Dr. Billi notes that if the university reaps any rewards from the program in the form of savings, it will not share any of the money with physicians directly. It will instead use those dollars to pay for infrastructure changes/investments and support to make it easier for physicians to deliver high-quality, cost-efficient care.
In Dr. Billi’s view, the money that comes from quality incentive programs just barely pays for the extra care and management that physicians provide. Plowing the money back into the system benefits everyone, he says, including physicians.
“If you ask busy hospitalists what they want,” Dr. Billi explains, “a small raise or more hands to help get the difficult work done and take care of complex patients, I think I know what the answer will be. What we can do for both our doctors and our patients “because this type of initiative benefits both of them “is provide extra assistance for the complicated patients that we take care of today.”

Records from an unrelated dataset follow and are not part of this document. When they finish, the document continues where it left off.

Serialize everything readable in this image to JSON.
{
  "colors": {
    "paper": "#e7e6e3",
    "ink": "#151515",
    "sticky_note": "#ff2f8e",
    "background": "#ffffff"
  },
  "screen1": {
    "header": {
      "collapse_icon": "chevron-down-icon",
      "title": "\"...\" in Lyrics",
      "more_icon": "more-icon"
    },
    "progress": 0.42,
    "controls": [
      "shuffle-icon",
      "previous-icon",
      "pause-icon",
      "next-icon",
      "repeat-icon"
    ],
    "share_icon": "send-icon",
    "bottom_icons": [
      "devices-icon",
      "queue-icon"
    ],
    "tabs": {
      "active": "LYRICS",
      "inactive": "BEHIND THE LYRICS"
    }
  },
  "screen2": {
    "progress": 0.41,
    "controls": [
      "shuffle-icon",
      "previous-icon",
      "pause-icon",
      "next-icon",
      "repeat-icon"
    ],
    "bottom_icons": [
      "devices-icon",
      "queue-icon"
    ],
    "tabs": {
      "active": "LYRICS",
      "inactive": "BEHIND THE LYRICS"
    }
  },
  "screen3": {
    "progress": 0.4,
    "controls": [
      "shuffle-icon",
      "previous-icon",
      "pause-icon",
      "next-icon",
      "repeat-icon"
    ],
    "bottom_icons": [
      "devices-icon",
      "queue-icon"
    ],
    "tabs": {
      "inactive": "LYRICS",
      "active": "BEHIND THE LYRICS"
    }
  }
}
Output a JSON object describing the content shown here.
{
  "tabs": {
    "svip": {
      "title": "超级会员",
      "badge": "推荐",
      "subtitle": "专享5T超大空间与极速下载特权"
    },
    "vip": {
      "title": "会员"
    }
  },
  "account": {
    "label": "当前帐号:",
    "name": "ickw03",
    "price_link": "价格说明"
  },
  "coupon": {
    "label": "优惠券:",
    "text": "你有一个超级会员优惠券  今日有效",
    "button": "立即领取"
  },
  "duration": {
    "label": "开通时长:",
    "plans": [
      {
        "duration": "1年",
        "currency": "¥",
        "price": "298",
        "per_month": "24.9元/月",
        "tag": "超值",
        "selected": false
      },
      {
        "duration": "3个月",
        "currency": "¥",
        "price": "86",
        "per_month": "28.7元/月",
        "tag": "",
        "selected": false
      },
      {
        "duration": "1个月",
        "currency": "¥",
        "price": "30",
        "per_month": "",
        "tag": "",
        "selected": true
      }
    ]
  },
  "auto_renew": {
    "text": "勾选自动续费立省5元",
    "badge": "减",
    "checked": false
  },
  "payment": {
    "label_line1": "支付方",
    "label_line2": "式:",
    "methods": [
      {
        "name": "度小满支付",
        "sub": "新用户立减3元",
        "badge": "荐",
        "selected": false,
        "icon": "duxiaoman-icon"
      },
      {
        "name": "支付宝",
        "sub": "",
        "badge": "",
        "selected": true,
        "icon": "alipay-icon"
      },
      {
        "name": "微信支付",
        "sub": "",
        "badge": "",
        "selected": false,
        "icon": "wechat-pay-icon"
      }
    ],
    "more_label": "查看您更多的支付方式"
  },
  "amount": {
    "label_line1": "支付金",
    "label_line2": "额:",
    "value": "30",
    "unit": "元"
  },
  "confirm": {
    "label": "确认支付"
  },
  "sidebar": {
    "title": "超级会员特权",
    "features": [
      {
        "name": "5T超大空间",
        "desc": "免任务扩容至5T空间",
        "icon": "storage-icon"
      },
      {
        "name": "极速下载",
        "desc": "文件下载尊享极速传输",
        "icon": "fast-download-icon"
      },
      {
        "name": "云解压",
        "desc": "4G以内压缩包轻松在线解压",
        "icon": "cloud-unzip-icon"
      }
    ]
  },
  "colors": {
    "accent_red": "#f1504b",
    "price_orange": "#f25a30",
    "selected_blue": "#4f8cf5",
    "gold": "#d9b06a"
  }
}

“It’s no longer a straightforward pneumonia patient,” Dr. Billi continues, “especially at a place like the University of Michigan. Instead, it’s pneumonia in a patient on immunosuppressant drugs with other complications, and those complicated patients need extra hands. There is a lot of pressure to cut support personnel, and if we can find an alternative revenue stream through these demonstration projects, we’ll be providing something very valuable to our physicians.”
An ever-rising bar?
While the boom in pay-for-performance programs is generating excitement in some quarters, many hospitals and physicians wonder how these initiatives will reward top-performing hospitals. Will health care providers that are doing a great job hit a glass ceiling “and stop receiving bonuses to support the additional infrastructure they’ve added?
A number of projects report big gains in measures for caring for pneumonia patients, from better rates of pneumococcal vaccine to faster administration of antibiotics. Will high performers be penalized or denied bonuses once they reach high vaccination levels?
Because it’s still so early in the pay-for-performance movement, there are no definite answers. Some insurers and payers reportedly want to see continual improvement, which could be a problem for hospitals that are top performers.
There are signs, however, that at least some health plans and employers realize the conundrum that high performing hospitals could face. The Leapfrog Group, the coalition of large employers and other purchasers of health care, is getting ready to unveil a pay-for-performance program that will reward not only the top performers, but health care providers that show improvement.
Suzanne Delbanco, CEO of The Leapfrog Group, explains that if a hospital is not in the top group, for example, but it moves from group three to group two and holds that gain, it will receive some kind of payment to recognize the savings it produces by improving its performance.
“Everyone realizes that if we reward only the best performers,” she says, “you slowly but surely siphon resources from those that really need the most improvement.”
While he acknowledges that there are very real concerns about where pay for performance is headed, Dr. Whitcomb from Mercy Medical Center says he thinks that quality incentive programs have the potential to invigorate hospital medicine and help give hospitalist programs financial stability and a brighter future.
“The way that hospitalists are going to realize fair pay is to go after Medicare Part A money, or monies that go to the hospital,” Dr. Whitcomb says. He suggests that hospitalist programs “join themselves at the hip” with their hospital to help it enhance its revenue stream “and the program’s reputation.
“As more and more money is put at risk and hospitals need to demonstrate quality,” Dr. Whitcomb explains, “it’s a perfect opportunity for hospitalists to plug into that revenue stream in a fair way,” one that helps the hospitals and the hospitalist program.
Edward Doyle is Editor of Today’s Hospitalist.